Ma in una manciata di secondi, la festa si è trasformata in una scena di guerra. L’autore di questo orrore, un cittadino svizzero di 43 anni (arrestato poi dalla Polizia locale poche ore dopo il tragico massacro), ha aperto il fuoco scaricando all’impazzata oltre 40 colpi di arma da fuoco direttamente sulla folla inerme. Una mattanza spietata e vigliacca che ha ferito in modo grave altre cinque persone e che non ha lasciato alcuno scampo alla nostra giovanissima connazionale, freddata nel buio mentre stava ballando felice.

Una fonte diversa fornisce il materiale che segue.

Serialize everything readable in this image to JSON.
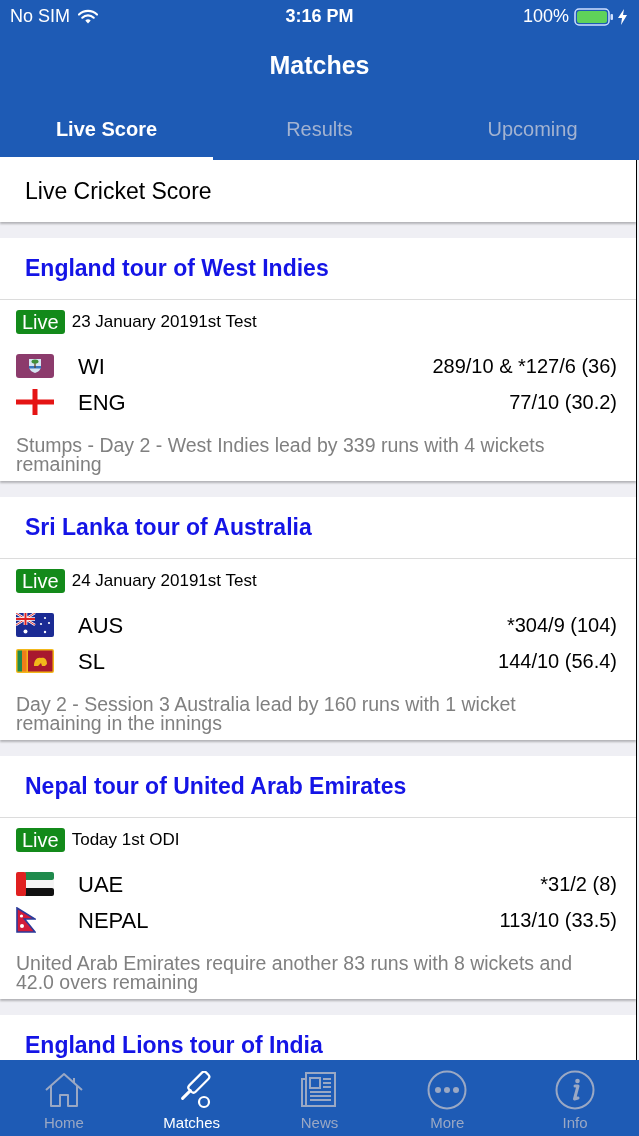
{
  "status_bar": {
    "carrier": "No SIM",
    "time": "3:16 PM",
    "battery": "100%"
  },
  "nav_bar": {
    "title": "Matches"
  },
  "tabs": [
    {
      "label": "Live Score",
      "selected": true
    },
    {
      "label": "Results",
      "selected": false
    },
    {
      "label": "Upcoming",
      "selected": false
    }
  ],
  "section_header": {
    "title": "Live Cricket Score"
  },
  "series": [
    {
      "title": "England tour of West Indies",
      "match": {
        "badge": "Live",
        "info": "23 January 20191st Test",
        "teams": [
          {
            "kind": "windies",
            "name": "WI",
            "score": "289/10 & *127/6 (36)"
          },
          {
            "kind": "england",
            "name": "ENG",
            "score": "77/10 (30.2)"
          }
        ],
        "status": "Stumps - Day 2 - West Indies lead by 339 runs with 4 wickets remaining"
      }
    },
    {
      "title": "Sri Lanka tour of Australia",
      "match": {
        "badge": "Live",
        "info": "24 January 20191st Test",
        "teams": [
          {
            "kind": "australia",
            "name": "AUS",
            "score": "*304/9 (104)"
          },
          {
            "kind": "srilanka",
            "name": "SL",
            "score": "144/10 (56.4)"
          }
        ],
        "status": "Day 2 - Session 3 Australia lead by 160 runs with 1 wicket remaining in the innings"
      }
    },
    {
      "title": "Nepal tour of United Arab Emirates",
      "match": {
        "badge": "Live",
        "info": "Today 1st ODI",
        "teams": [
          {
            "kind": "uae",
            "name": "UAE",
            "score": "*31/2 (8)"
          },
          {
            "kind": "nepal",
            "name": "NEPAL",
            "score": "113/10 (33.5)"
          }
        ],
        "status": "United Arab Emirates require another 83 runs with 8 wickets and 42.0 overs remaining"
      }
    },
    {
      "title": "England Lions tour of India"
    }
  ],
  "tab_bar": [
    {
      "kind": "home",
      "label": "Home",
      "selected": false
    },
    {
      "kind": "matches",
      "label": "Matches",
      "selected": true
    },
    {
      "kind": "news",
      "label": "News",
      "selected": false
    },
    {
      "kind": "more",
      "label": "More",
      "selected": false
    },
    {
      "kind": "info",
      "label": "Info",
      "selected": false
    }
  ]
}
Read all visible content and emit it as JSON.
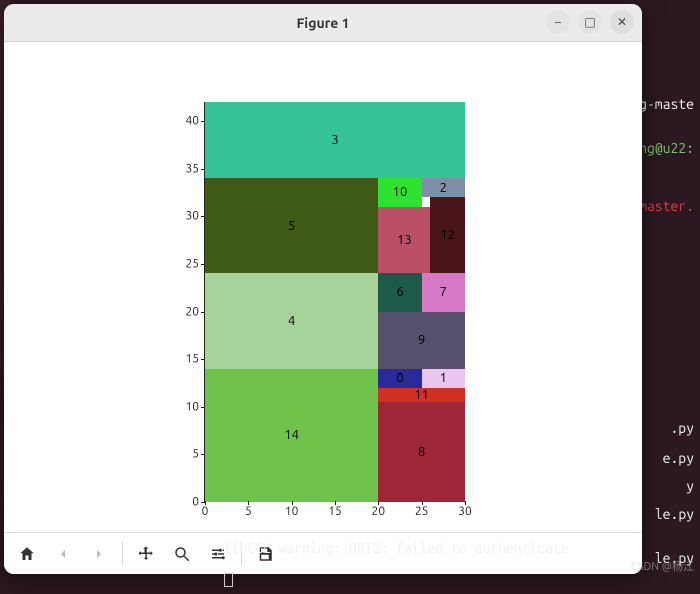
{
  "window": {
    "title": "Figure 1"
  },
  "controls": {
    "minimize": "–",
    "maximize": "□",
    "close": "×"
  },
  "toolbar": {
    "home": "Home",
    "back": "Back",
    "forward": "Forward",
    "pan": "Pan",
    "zoom": "Zoom",
    "configure": "Configure",
    "save": "Save"
  },
  "background": {
    "items": [
      "ng-maste",
      "ng@u22:",
      "-master.",
      ".py",
      "e.py",
      "y",
      "le.py",
      "le.py"
    ],
    "terminal_line": "libEGL warning: DRI2: failed to authenticate"
  },
  "watermark": "CSDN @杨江",
  "chart_data": {
    "type": "rect",
    "title": "",
    "xlabel": "",
    "ylabel": "",
    "xlim": [
      0,
      30
    ],
    "ylim": [
      0,
      42
    ],
    "xticks": [
      0,
      5,
      10,
      15,
      20,
      25,
      30
    ],
    "yticks": [
      0,
      5,
      10,
      15,
      20,
      25,
      30,
      35,
      40
    ],
    "rects": [
      {
        "label": "3",
        "x0": 0,
        "x1": 30,
        "y0": 34,
        "y1": 42,
        "fill": "#34c497"
      },
      {
        "label": "5",
        "x0": 0,
        "x1": 20,
        "y0": 24,
        "y1": 34,
        "fill": "#3f5a14"
      },
      {
        "label": "4",
        "x0": 0,
        "x1": 20,
        "y0": 14,
        "y1": 24,
        "fill": "#a6d39a"
      },
      {
        "label": "14",
        "x0": 0,
        "x1": 20,
        "y0": 0,
        "y1": 14,
        "fill": "#6fc24a"
      },
      {
        "label": "10",
        "x0": 20,
        "x1": 25,
        "y0": 31,
        "y1": 34,
        "fill": "#2fe22f"
      },
      {
        "label": "2",
        "x0": 25,
        "x1": 30,
        "y0": 32,
        "y1": 34,
        "fill": "#7d8fa8"
      },
      {
        "label": "13",
        "x0": 20,
        "x1": 26,
        "y0": 24,
        "y1": 31,
        "fill": "#b95067"
      },
      {
        "label": "12",
        "x0": 26,
        "x1": 30,
        "y0": 24,
        "y1": 32,
        "fill": "#4a1518"
      },
      {
        "label": "6",
        "x0": 20,
        "x1": 25,
        "y0": 20,
        "y1": 24,
        "fill": "#1e5a49"
      },
      {
        "label": "7",
        "x0": 25,
        "x1": 30,
        "y0": 20,
        "y1": 24,
        "fill": "#d678c5"
      },
      {
        "label": "9",
        "x0": 20,
        "x1": 30,
        "y0": 14,
        "y1": 20,
        "fill": "#56506d"
      },
      {
        "label": "0",
        "x0": 20,
        "x1": 25,
        "y0": 12,
        "y1": 14,
        "fill": "#2a2a99"
      },
      {
        "label": "1",
        "x0": 25,
        "x1": 30,
        "y0": 12,
        "y1": 14,
        "fill": "#e9c5ef"
      },
      {
        "label": "11",
        "x0": 20,
        "x1": 30,
        "y0": 10.5,
        "y1": 12,
        "fill": "#d13024"
      },
      {
        "label": "8",
        "x0": 20,
        "x1": 30,
        "y0": 0,
        "y1": 10.5,
        "fill": "#9d2738"
      }
    ]
  }
}
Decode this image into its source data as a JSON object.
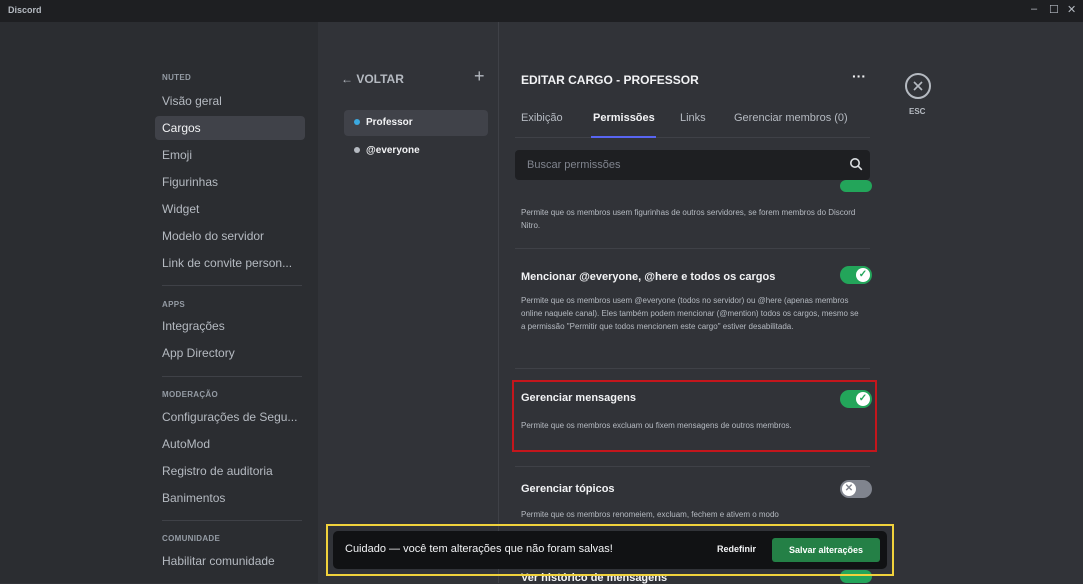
{
  "window": {
    "title": "Discord",
    "controls": [
      "–",
      "☐",
      "✕"
    ]
  },
  "sidebar": {
    "sections": [
      {
        "title": "NUTED",
        "items": [
          "Visão geral",
          "Cargos",
          "Emoji",
          "Figurinhas",
          "Widget",
          "Modelo do servidor",
          "Link de convite person..."
        ]
      },
      {
        "title": "APPS",
        "items": [
          "Integrações",
          "App Directory"
        ]
      },
      {
        "title": "MODERAÇÃO",
        "items": [
          "Configurações de Segu...",
          "AutoMod",
          "Registro de auditoria",
          "Banimentos"
        ]
      },
      {
        "title": "COMUNIDADE",
        "items": [
          "Habilitar comunidade"
        ]
      }
    ],
    "active_item": "Cargos"
  },
  "roles": {
    "back_label": "← VOLTAR",
    "add_icon": "plus-icon",
    "items": [
      {
        "name": "Professor",
        "color": "#3ba9e0",
        "active": true
      },
      {
        "name": "@everyone",
        "color": "#b5bac1",
        "active": false
      }
    ]
  },
  "editor": {
    "title": "EDITAR CARGO - PROFESSOR",
    "more_label": "···",
    "tabs": [
      "Exibição",
      "Permissões",
      "Links",
      "Gerenciar membros (0)"
    ],
    "active_tab": "Permissões",
    "search": {
      "placeholder": "Buscar permissões",
      "value": ""
    },
    "permissions": [
      {
        "title": "",
        "description": "Permite que os membros usem figurinhas de outros servidores, se forem membros do Discord Nitro.",
        "enabled": true
      },
      {
        "title": "Mencionar @everyone, @here e todos os cargos",
        "description": "Permite que os membros usem @everyone (todos no servidor) ou @here (apenas membros online naquele canal). Eles também podem mencionar (@mention) todos os cargos, mesmo se a permissão \"Permitir que todos mencionem este cargo\" estiver desabilitada.",
        "enabled": true
      },
      {
        "title": "Gerenciar mensagens",
        "description": "Permite que os membros excluam ou fixem mensagens de outros membros.",
        "enabled": true
      },
      {
        "title": "Gerenciar tópicos",
        "description": "Permite que os membros renomeiem, excluam, fechem e ativem o modo",
        "enabled": false
      },
      {
        "title": "Ver histórico de mensagens",
        "description": "",
        "enabled": true
      }
    ]
  },
  "close": {
    "label": "ESC",
    "icon": "close-icon"
  },
  "notice": {
    "text": "Cuidado — você tem alterações que não foram salvas!",
    "reset_label": "Redefinir",
    "save_label": "Salvar alterações"
  },
  "colors": {
    "accent": "#5865f2",
    "toggle_on": "#23a55a",
    "save": "#248046",
    "highlight": "#c4161c",
    "notice_outline": "#f0d23c"
  }
}
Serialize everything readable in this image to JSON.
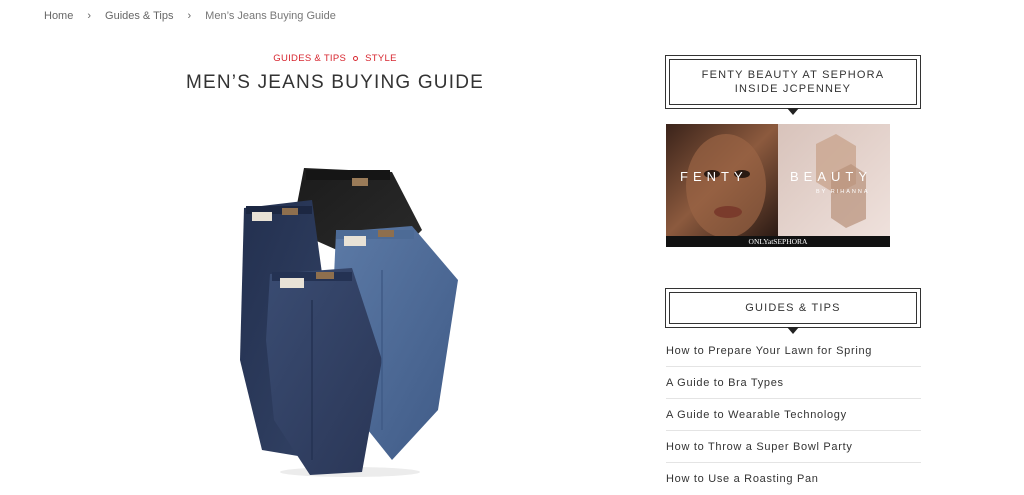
{
  "breadcrumb": {
    "home": "Home",
    "guides": "Guides & Tips",
    "current": "Men’s Jeans Buying Guide",
    "separator": "›"
  },
  "article": {
    "categories": [
      "GUIDES & TIPS",
      "STYLE"
    ],
    "title": "MEN’S JEANS BUYING GUIDE"
  },
  "sidebar": {
    "widget1_title": "FENTY BEAUTY AT SEPHORA INSIDE JCPENNEY",
    "ad": {
      "logo_word1": "FENTY",
      "logo_word2": "BEAUTY",
      "byline": "BY RIHANNA",
      "footer": "ONLYatSEPHORA"
    },
    "widget2_title": "GUIDES & TIPS",
    "guides": [
      "How to Prepare Your Lawn for Spring",
      "A Guide to Bra Types",
      "A Guide to Wearable Technology",
      "How to Throw a Super Bowl Party",
      "How to Use a Roasting Pan"
    ]
  },
  "colors": {
    "accent": "#d7262f",
    "text": "#333333",
    "divider": "#e4e4e4"
  }
}
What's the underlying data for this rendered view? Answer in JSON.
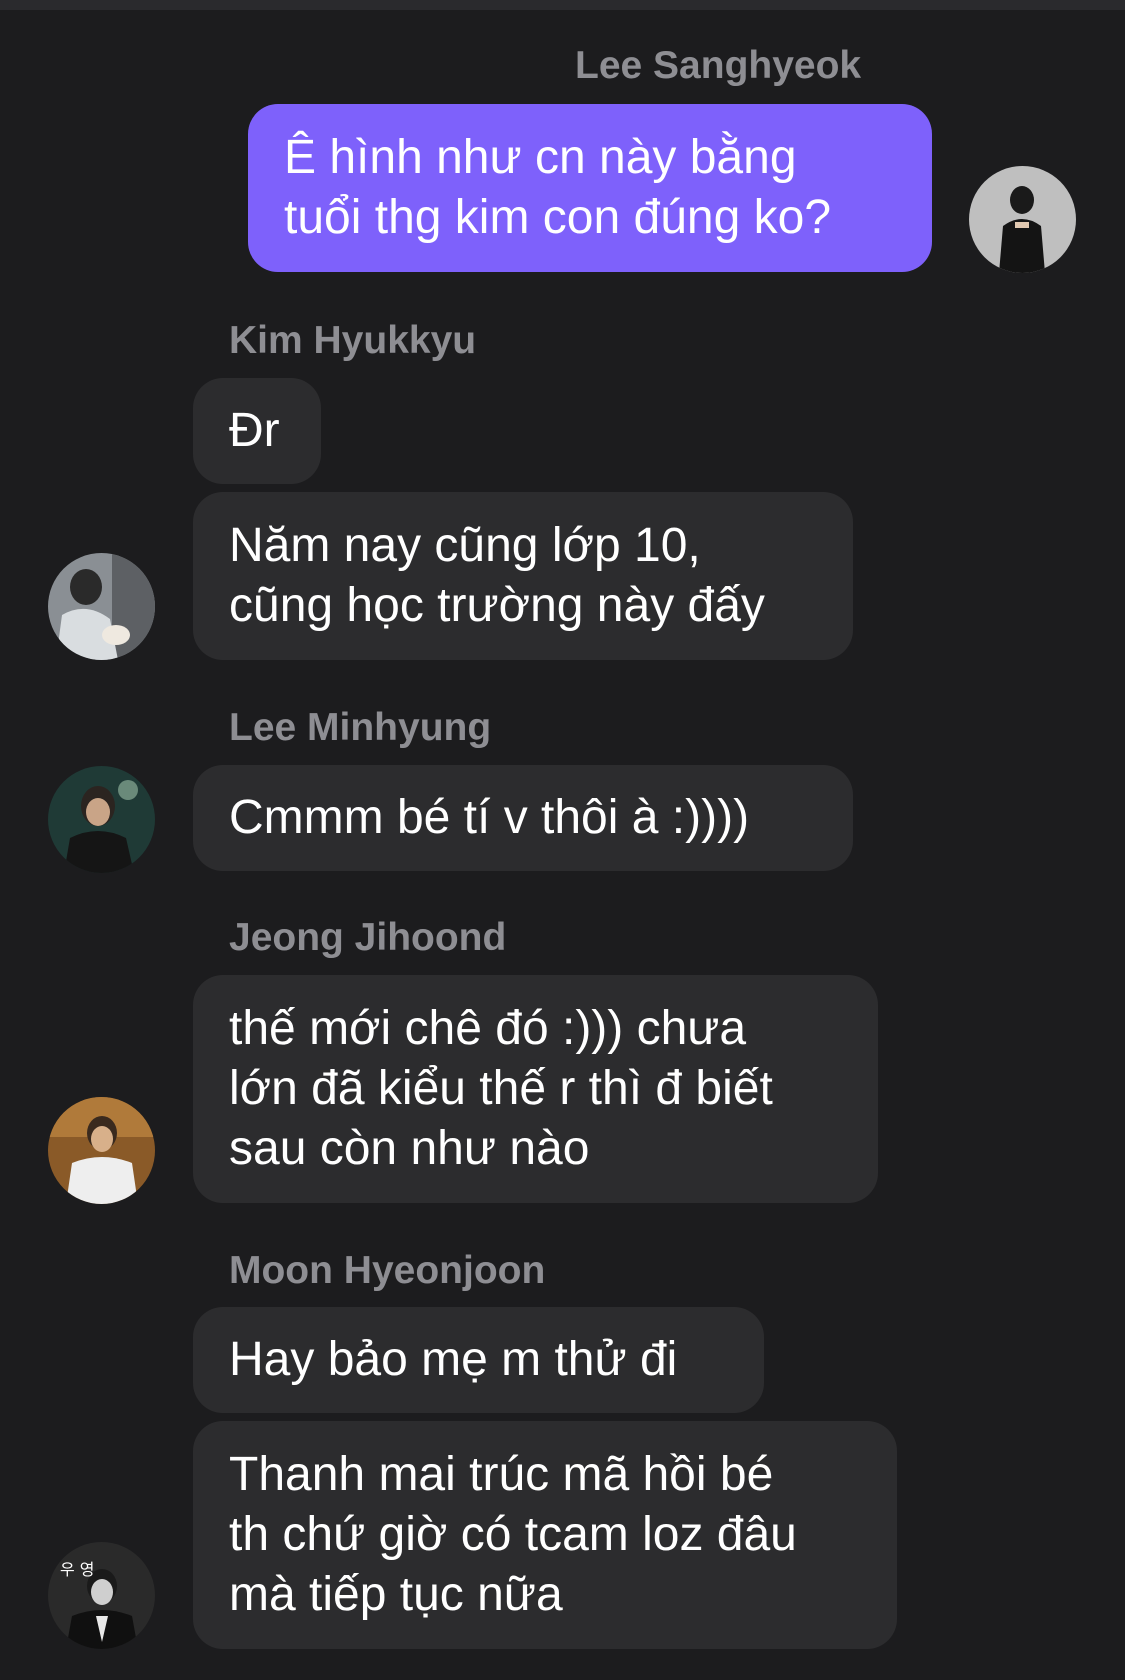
{
  "chat": {
    "messages": [
      {
        "sender": "Lee Sanghyeok",
        "text": "Ê hình như cn này bằng\ntuổi thg kim con đúng ko?"
      },
      {
        "sender": "Kim Hyukkyu",
        "text": "Đr"
      },
      {
        "text": "Năm nay cũng lớp 10,\ncũng học trường này đấy"
      },
      {
        "sender": "Lee Minhyung",
        "text": "Cmmm bé tí v thôi à :))))"
      },
      {
        "sender": "Jeong Jihoond",
        "text": "thế mới chê đó :))) chưa\nlớn đã kiểu thế r thì đ biết\nsau còn như nào"
      },
      {
        "sender": "Moon Hyeonjoon",
        "text": "Hay bảo mẹ m thử đi"
      },
      {
        "text": "Thanh mai trúc mã hồi bé\nth chứ giờ có tcam loz đâu\nmà tiếp tục nữa"
      }
    ],
    "avatars": {
      "moon_overlay_text": "우 영"
    }
  },
  "colors": {
    "background": "#1c1c1e",
    "incoming_bubble": "#2c2c2e",
    "outgoing_bubble": "#7e61fb",
    "sender_name": "#8e8e93"
  }
}
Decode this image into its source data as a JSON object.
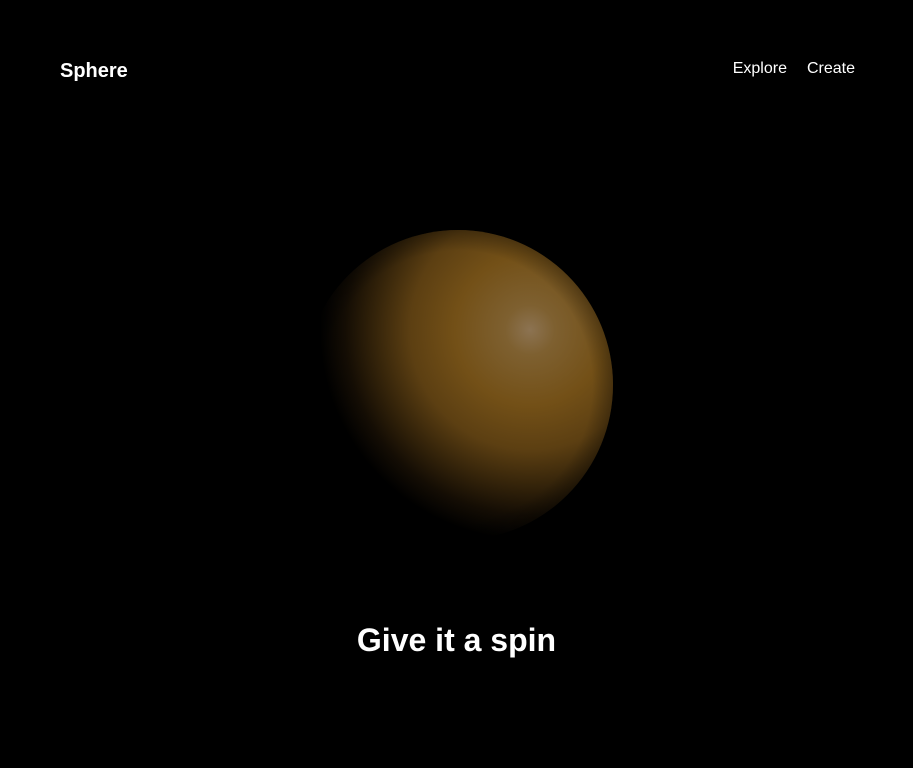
{
  "header": {
    "logo": "Sphere",
    "nav": [
      {
        "label": "Explore"
      },
      {
        "label": "Create"
      }
    ]
  },
  "hero": {
    "tagline": "Give it a spin"
  },
  "sphere": {
    "base_color": "#7a5418",
    "highlight_color": "#8c7352",
    "background_color": "#000000",
    "icon": "lit-sphere"
  }
}
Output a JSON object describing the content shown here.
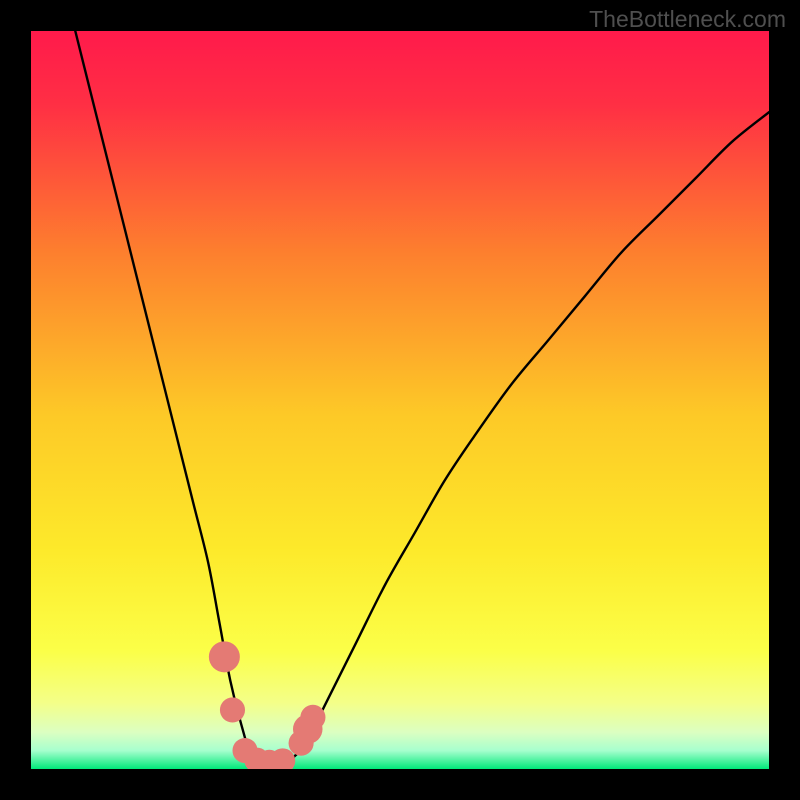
{
  "watermark": "TheBottleneck.com",
  "colors": {
    "gradient_top": "#ff1a4b",
    "gradient_upper_mid": "#fd7f2e",
    "gradient_mid": "#fde427",
    "gradient_lower": "#f9ff59",
    "gradient_pale": "#e8ffb0",
    "gradient_bottom": "#00e87a",
    "curve": "#000000",
    "markers": "#e47a74",
    "frame": "#000000"
  },
  "chart_data": {
    "type": "line",
    "title": "",
    "xlabel": "",
    "ylabel": "",
    "xlim": [
      0,
      100
    ],
    "ylim": [
      0,
      100
    ],
    "series": [
      {
        "name": "bottleneck-curve",
        "x": [
          6,
          8,
          10,
          12,
          14,
          16,
          18,
          20,
          22,
          24,
          25.5,
          27,
          28.5,
          30,
          32,
          34,
          36,
          38,
          40,
          44,
          48,
          52,
          56,
          60,
          65,
          70,
          75,
          80,
          85,
          90,
          95,
          100
        ],
        "y": [
          100,
          92,
          84,
          76,
          68,
          60,
          52,
          44,
          36,
          28,
          20,
          12,
          6,
          1.5,
          0.5,
          0.8,
          2,
          5,
          9,
          17,
          25,
          32,
          39,
          45,
          52,
          58,
          64,
          70,
          75,
          80,
          85,
          89
        ]
      }
    ],
    "markers": [
      {
        "x": 26.2,
        "y": 15.2,
        "r": 2.1
      },
      {
        "x": 27.3,
        "y": 8.0,
        "r": 1.7
      },
      {
        "x": 29.0,
        "y": 2.5,
        "r": 1.7
      },
      {
        "x": 30.6,
        "y": 1.2,
        "r": 1.7
      },
      {
        "x": 32.3,
        "y": 0.9,
        "r": 1.7
      },
      {
        "x": 34.1,
        "y": 1.1,
        "r": 1.7
      },
      {
        "x": 36.6,
        "y": 3.5,
        "r": 1.7
      },
      {
        "x": 37.5,
        "y": 5.4,
        "r": 2.0
      },
      {
        "x": 38.2,
        "y": 7.0,
        "r": 1.7
      }
    ]
  }
}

“Ballerà anche lassù”: il commovente omaggio musicale

Il dolore per la perdita di un figlio è qualcosa di inspiegabile, eppure la mamma di Maria sta dimostrando in queste ore una forza d’animo, una dignità e un amore che lasciano davvero senza parole. In una toccante intervista rilasciata nelle scorse ore al noto quotidiano svizzero Blick, la signora Gulmira ha fatto un annuncio dolcissimo e straziante al tempo stesso.
Ha deciso che il funerale della figlia non dovrà essere solo un momento di pianto e disperazione, ma dovrà rispecchiare fedelmente l’anima viva, luminosa ed energica della ventiduenne. Per questo motivo, durante l’estremo saluto, verrà suonata ad altissimo volume proprio la musica techno, per accompagnare il viaggio di Maria verso il cielo con le note che lei tanto amava. Un gesto d’amore immenso, per farle capire che la follia omicida non ha spento e non spegnerà mai la sua inesauribile voglia di danzare.

L’abbraccio di Città Sant’Angelo: la camera ardente e l’addio

L’intera comunità di Città Sant’Angelo è letteralmente paralizzata dal lutto e si sta stringendo in queste ore in un grande abbraccio protettivo attorno alla famiglia Spinelli. La camera ardente per porgere l’estremo saluto alla sfortunata ragazza sarà allestita a partire dalle 14:00 di oggi all’interno della casa funeraria De Bonis, situata nel cuore del centro storico cittadino (la struttura rimarrà eccezionalmente aperta al pubblico dalle 8.30 alle 19.30, con orario continuato, per permettere a tutti di portare un fiore e una preghiera).
Il momento più doloroso si vivrà domani, domenica 6 settembre, alle ore 15:00. Dalla casa funeraria partirà il commosso corteo che accompagnerà il feretro di Maria fino alla Collegiata di San Michele Arcangelo, dove verranno celebrati i solenni funerali. Sarà il momento di abbassare lo sguardo, di ascoltare la musica techno rimbombare tra le navate della chiesa e di salutare per sempre una ragazza di 22 anni uccisa dalla follia del mondo. Tutta l’Italia, oggi, piange con Città Sant’Angelo.